Tendo compreendido que o capítulo se refere agora,
principalmente, a uma pessoa que está além de Antíoco Epifânio,
nossa interpretação de cada frase é afetada. Grande parte da
profecia do Antigo Testamento usa a linguagem literal, mas, como
mostra a interpretação dos apóstolos, esse tipo de linguagem não
deve ser forçado. Ao anunciarem eventos escatológicos, os profetas
utilizavam a única linguagem que conheciam. Mas essa linguagem
era limitada demais para descrever apropriadamente os eventos
proféticos a que se referiam. Por conseguinte, a linguagem literal
deles precisa receber um significado mais pleno e mais
esclarecedor do que as palavras permitem por si mesmas.
LEIA DANIEL 12
O FIM DO MUNDO
Os primeiros quatro versículos do nosso capítulo fazem parte
daquela mesma visão e continuam a revelar o que acontecerá
naqueles últimos dias.
Começam assegurando-nos que até mesmo aquela época
sombria da história do mundo, com todos os seus horrores para o
povo de Deus, será cercada, em todos os eventos, pelos anjos de
Deus! Como em qualquer outra ocasião, a História não estará fora
de controle. Os céus continuarão a segurar as rédeas dos
acontecimentos na terra. No próprio tempo em que haverá aflição
tal, como nenhuma nação jamais experimentou, o arcanjo Miguel se
levantará para proteger o povo de Deus, ficando ao seu lado e
livrando-o (v. 1).
A Bíblia é clara em revelar que, naquele tempo, todas as hostes
malignas terão liberdade de agir contra a igreja de Jesus Cristo. Mas
não é só isso. “Naquele tempo, será salvo o teu povo, todo aquele
que for achado inscrito no livro”.
Os nomes do povo de Deus estão inscritos em um livro. Jesus se
referiu a este livro ao dizer: “Alegrai-vos, não porque os espíritos se
vos submetem, e sim porque o vosso nome está arrolado nos céus”
(Lc 10.20).

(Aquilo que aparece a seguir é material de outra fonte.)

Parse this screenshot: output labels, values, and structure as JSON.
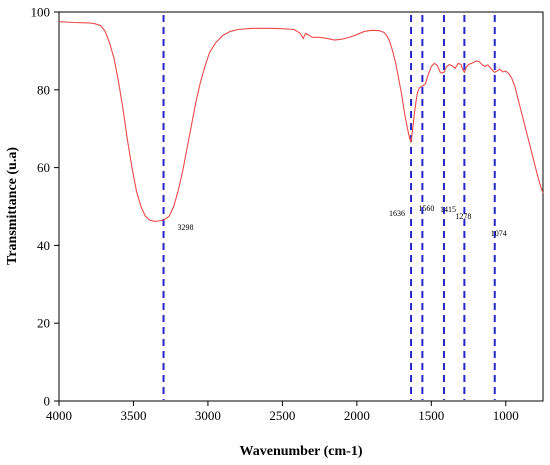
{
  "chart_data": {
    "type": "line",
    "title": "",
    "xlabel": "Wavenumber (cm-1)",
    "ylabel": "Transmittance (u.a)",
    "xlim": [
      4000,
      750
    ],
    "x_reversed": true,
    "ylim": [
      0,
      100
    ],
    "xticks": [
      4000,
      3500,
      3000,
      2500,
      2000,
      1500,
      1000
    ],
    "yticks": [
      0,
      20,
      40,
      60,
      80,
      100
    ],
    "grid": false,
    "line_color": "#ec4a4a",
    "marker_color": "#2626c8",
    "series": [
      {
        "x": [
          4000,
          3900,
          3800,
          3760,
          3720,
          3690,
          3660,
          3630,
          3600,
          3570,
          3540,
          3510,
          3480,
          3450,
          3420,
          3390,
          3360,
          3330,
          3298,
          3260,
          3230,
          3200,
          3170,
          3140,
          3110,
          3080,
          3050,
          3020,
          2990,
          2950,
          2900,
          2850,
          2800,
          2700,
          2600,
          2500,
          2420,
          2380,
          2360,
          2345,
          2320,
          2300,
          2250,
          2200,
          2150,
          2100,
          2050,
          2000,
          1950,
          1900,
          1850,
          1820,
          1800,
          1780,
          1760,
          1740,
          1720,
          1700,
          1680,
          1660,
          1645,
          1636,
          1625,
          1610,
          1595,
          1580,
          1560,
          1540,
          1520,
          1500,
          1480,
          1460,
          1440,
          1430,
          1415,
          1400,
          1380,
          1360,
          1340,
          1320,
          1300,
          1290,
          1278,
          1265,
          1250,
          1230,
          1210,
          1200,
          1180,
          1160,
          1140,
          1120,
          1100,
          1085,
          1074,
          1060,
          1040,
          1020,
          1000,
          980,
          960,
          940,
          920,
          900,
          880,
          860,
          840,
          820,
          800,
          780,
          760,
          750
        ],
        "y": [
          97.5,
          97.3,
          97.2,
          97,
          96.5,
          95,
          92,
          88,
          82,
          75,
          67,
          60,
          54,
          50,
          47.5,
          46.5,
          46.2,
          46.3,
          46.5,
          47.5,
          50,
          54,
          59,
          65,
          71,
          77,
          82,
          86,
          89.5,
          92,
          94,
          95,
          95.5,
          95.8,
          95.8,
          95.7,
          95.5,
          94.5,
          93.2,
          94.5,
          94,
          93.5,
          93.5,
          93.2,
          92.8,
          93,
          93.5,
          94.2,
          95,
          95.3,
          95.2,
          94.8,
          94,
          92.5,
          90,
          87,
          83,
          79,
          74,
          70,
          67.5,
          66.5,
          70,
          75,
          79,
          80.5,
          81,
          81.5,
          84,
          86,
          86.8,
          86.3,
          84.5,
          84.3,
          84.5,
          85.8,
          86.5,
          86.2,
          85.5,
          86.8,
          86.5,
          85.3,
          84.5,
          85.8,
          86.5,
          86.8,
          87.2,
          87.4,
          87.3,
          86.5,
          86,
          86.4,
          85.5,
          84.8,
          84.5,
          84.8,
          85.3,
          84.6,
          84.8,
          84.2,
          83,
          81,
          78,
          75,
          72,
          69,
          66,
          63,
          60,
          57,
          54.5,
          53.5
        ]
      }
    ],
    "peaks": [
      {
        "x": 3298,
        "label": "3298"
      },
      {
        "x": 1636,
        "label": "1636"
      },
      {
        "x": 1560,
        "label": "1560"
      },
      {
        "x": 1415,
        "label": "1415"
      },
      {
        "x": 1278,
        "label": "1278"
      },
      {
        "x": 1074,
        "label": "1074"
      }
    ]
  }
}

O apóstolo João se referiu a este mesmo livro, quando
escreveu sobre o último julgamento: “E, se alguém não foi achado
inscrito no Livro da Vida, esse foi lançado para dentro do lago de
fogo” (Ap 20.15).
Há um livro que contém os nomes de pessoas inscritos nele. São
os nomes daqueles a quem Deus amou eternamente e por quem
deu o seu Filho. São as ovelhas por quem o pastor morreu, aqueles
que o seu Espírito chamou para crerem e serem salvos. É este
povo, cujos nomes estão registrados no céu, que desfrutará o
glorioso livramento mencionado em Daniel 12.1.

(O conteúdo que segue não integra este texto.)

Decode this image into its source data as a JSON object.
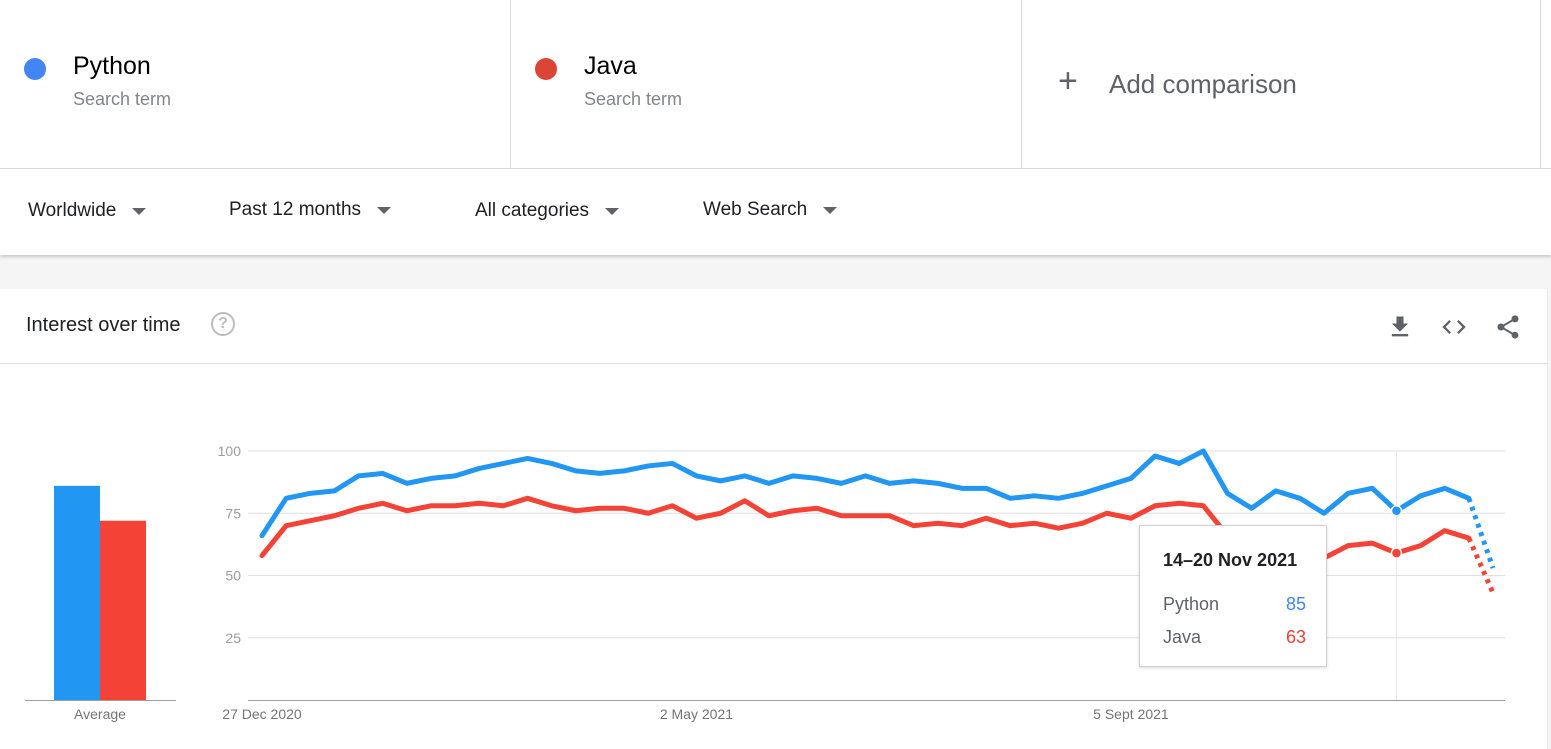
{
  "terms": [
    {
      "name": "Python",
      "subtitle": "Search term",
      "color": "#4285f4"
    },
    {
      "name": "Java",
      "subtitle": "Search term",
      "color": "#db4437"
    }
  ],
  "add_comparison": {
    "icon": "plus-icon",
    "label": "Add comparison"
  },
  "filters": {
    "region": "Worldwide",
    "period": "Past 12 months",
    "category": "All categories",
    "search_type": "Web Search"
  },
  "card": {
    "title": "Interest over time",
    "icons": [
      "help-icon",
      "download-icon",
      "embed-code-icon",
      "share-icon"
    ]
  },
  "tooltip": {
    "date": "14–20 Nov 2021",
    "rows": [
      {
        "name": "Python",
        "value": "85"
      },
      {
        "name": "Java",
        "value": "63"
      }
    ]
  },
  "chart_data": [
    {
      "type": "bar",
      "categories": [
        "Average"
      ],
      "series": [
        {
          "name": "Python",
          "values": [
            86
          ],
          "color": "#2196f3"
        },
        {
          "name": "Java",
          "values": [
            72
          ],
          "color": "#f44336"
        }
      ],
      "xlabel": "Average",
      "ylim": [
        0,
        100
      ]
    },
    {
      "type": "line",
      "x_tick_labels": [
        "27 Dec 2020",
        "2 May 2021",
        "5 Sept 2021"
      ],
      "y_ticks": [
        25,
        50,
        75,
        100
      ],
      "ylim": [
        0,
        100
      ],
      "grid": true,
      "series": [
        {
          "name": "Python",
          "color": "#2196f3",
          "values": [
            66,
            81,
            83,
            84,
            90,
            91,
            87,
            89,
            90,
            93,
            95,
            97,
            95,
            92,
            91,
            92,
            94,
            95,
            90,
            88,
            90,
            87,
            90,
            89,
            87,
            90,
            87,
            88,
            87,
            85,
            85,
            81,
            82,
            81,
            83,
            86,
            89,
            98,
            95,
            100,
            83,
            77,
            84,
            81,
            75,
            83,
            85,
            76,
            82,
            85,
            81
          ],
          "partial_last_value": 53
        },
        {
          "name": "Java",
          "color": "#f44336",
          "values": [
            58,
            70,
            72,
            74,
            77,
            79,
            76,
            78,
            78,
            79,
            78,
            81,
            78,
            76,
            77,
            77,
            75,
            78,
            73,
            75,
            80,
            74,
            76,
            77,
            74,
            74,
            74,
            70,
            71,
            70,
            73,
            70,
            71,
            69,
            71,
            75,
            73,
            78,
            79,
            78,
            66,
            61,
            65,
            66,
            57,
            62,
            63,
            59,
            62,
            68,
            65
          ],
          "partial_last_value": 43
        }
      ]
    }
  ]
}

Ao chegarmos ao fim do mundo, nada mais haverá que realmente
nos preocupe, exceto que os nossos nomes estejam naquele livro.
Não daremos mais importância à nossa reputação e realizações
entre os homens e mulheres. Nossas posses terão sido todas
destruídas na grande tribulação. Somente nossa aceitação por Deus
nos importará.
O dia do aniquilamento do anticristo (11.45) será também o dia
em que nosso Senhor descerá do céu, com uma palavra de ordem,
a voz do arcanjo e o som da trombeta de Deus (1 Ts 4.16). Naquela
ocasião, os eventos descritos no versículo 2 se realizarão: “Muitos
dos que dormem no pó da terra ressuscitarão, uns para a vida
eterna, e outros para vergonha e horror eterno”.

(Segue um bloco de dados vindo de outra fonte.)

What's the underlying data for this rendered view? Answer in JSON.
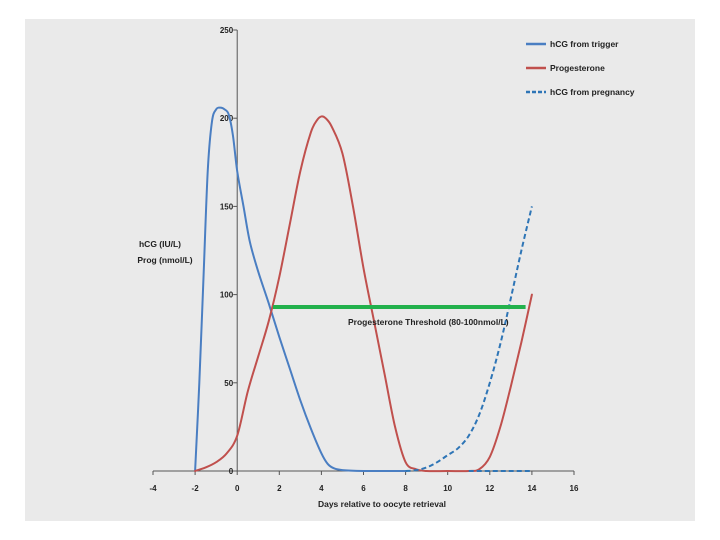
{
  "chart_data": {
    "type": "line",
    "xlabel": "Days relative to oocyte retrieval",
    "ylabel_line1": "hCG (IU/L)",
    "ylabel_line2": "Prog (nmol/L)",
    "xlim": [
      -4,
      16
    ],
    "ylim": [
      0,
      250
    ],
    "x_ticks": [
      -4,
      -2,
      0,
      2,
      4,
      6,
      8,
      10,
      12,
      14,
      16
    ],
    "y_ticks": [
      0,
      50,
      100,
      150,
      200,
      250
    ],
    "grid": false,
    "legend_position": "top-right",
    "series": [
      {
        "name": "hCG from trigger",
        "color": "#4a7ec2",
        "style": "solid",
        "x": [
          -2.0,
          -1.8,
          -1.6,
          -1.4,
          -1.2,
          -1.0,
          -0.8,
          -0.6,
          -0.4,
          -0.2,
          0.0,
          0.3,
          0.6,
          1.0,
          1.5,
          2.0,
          2.5,
          3.0,
          3.5,
          4.0,
          4.3,
          4.6,
          5.0,
          6.0,
          7.0,
          8.0
        ],
        "y": [
          0,
          50,
          110,
          170,
          198,
          205,
          206,
          205,
          202,
          190,
          170,
          150,
          130,
          113,
          95,
          76,
          58,
          40,
          24,
          10,
          4,
          1.5,
          0.5,
          0,
          0,
          0
        ]
      },
      {
        "name": "Progesterone",
        "color": "#c0504d",
        "style": "solid",
        "x": [
          -2.0,
          -1.5,
          -1.0,
          -0.5,
          0.0,
          0.5,
          1.0,
          1.5,
          2.0,
          2.5,
          3.0,
          3.5,
          3.8,
          4.0,
          4.2,
          4.5,
          5.0,
          5.5,
          6.0,
          6.5,
          7.0,
          7.5,
          8.0,
          8.5,
          9.0,
          10.0,
          11.0,
          11.5,
          12.0,
          12.5,
          13.0,
          13.5,
          14.0
        ],
        "y": [
          0,
          2,
          5,
          10,
          20,
          45,
          65,
          85,
          110,
          140,
          170,
          192,
          199,
          201,
          200,
          195,
          180,
          150,
          115,
          85,
          55,
          25,
          5,
          1,
          0,
          0,
          0,
          1,
          8,
          25,
          48,
          73,
          100
        ]
      },
      {
        "name": "hCG from pregnancy",
        "color": "#2e75b6",
        "style": "dashed",
        "x": [
          8.0,
          8.5,
          9.0,
          9.5,
          10.0,
          10.5,
          11.0,
          11.5,
          12.0,
          12.5,
          13.0,
          13.5,
          14.0
        ],
        "y": [
          0,
          0.5,
          2,
          5,
          9,
          13,
          20,
          32,
          50,
          72,
          98,
          125,
          150
        ]
      },
      {
        "name": "hCG from trigger tail",
        "color": "#2e75b6",
        "style": "dashed",
        "x": [
          11.0,
          12.0,
          13.0,
          14.0
        ],
        "y": [
          0,
          0,
          0,
          0
        ]
      }
    ],
    "annotations": [
      {
        "text": "Progesterone Threshold (80-100nmol/L)",
        "type": "horizontal-line",
        "color": "#22b14c",
        "x_start": 1.7,
        "x_end": 13.7,
        "y": 93
      }
    ]
  }
}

O último dia será o dia da ressurreição. Ser livre da morte física
não é garantido aos cristãos perseguidos, mas o livramento do
poder da morte é uma certeza. Não devemos ficar confusos pelo
uso da palavra “muitos” neste versículo. É uma maneira hebraica de
chamar atenção à grandeza dos números envolvidos, pois na
verdade significa “todos”. Mas o fato de que todos ressurgirão não
significa que todos gozarão o mesmo destino na ressurreição. O dia
da ressurreição será também um dia de divisão. Em sua glória, o
Rei separará os membros da raça humana uns dos outros, como um
pastor separa dos cabritos as ovelhas (Mt 25.32). Todos os túmulos
entregarão os seus mortos (Jo 5.28-29). Onde quer que tenham sido
colocados, os mortos serão chamados ao grande julgamento (Ap
20.13). À palavra de Cristo, cada membro da raça humana passará
a um de dois destinos: “Uns para a vida eterna, e outros para
vergonha e horror eterno”.
A Bíblia tem muito a nos ensinar sobre o castigo eterno dos
ímpios, mas a ênfase deste capítulo está na recompensa que
desfrutarão os crentes fiéis (v. 3). Isso ocorre porque o livro de
Daniel foi escrito, primariamente, tendo esses crentes em mente.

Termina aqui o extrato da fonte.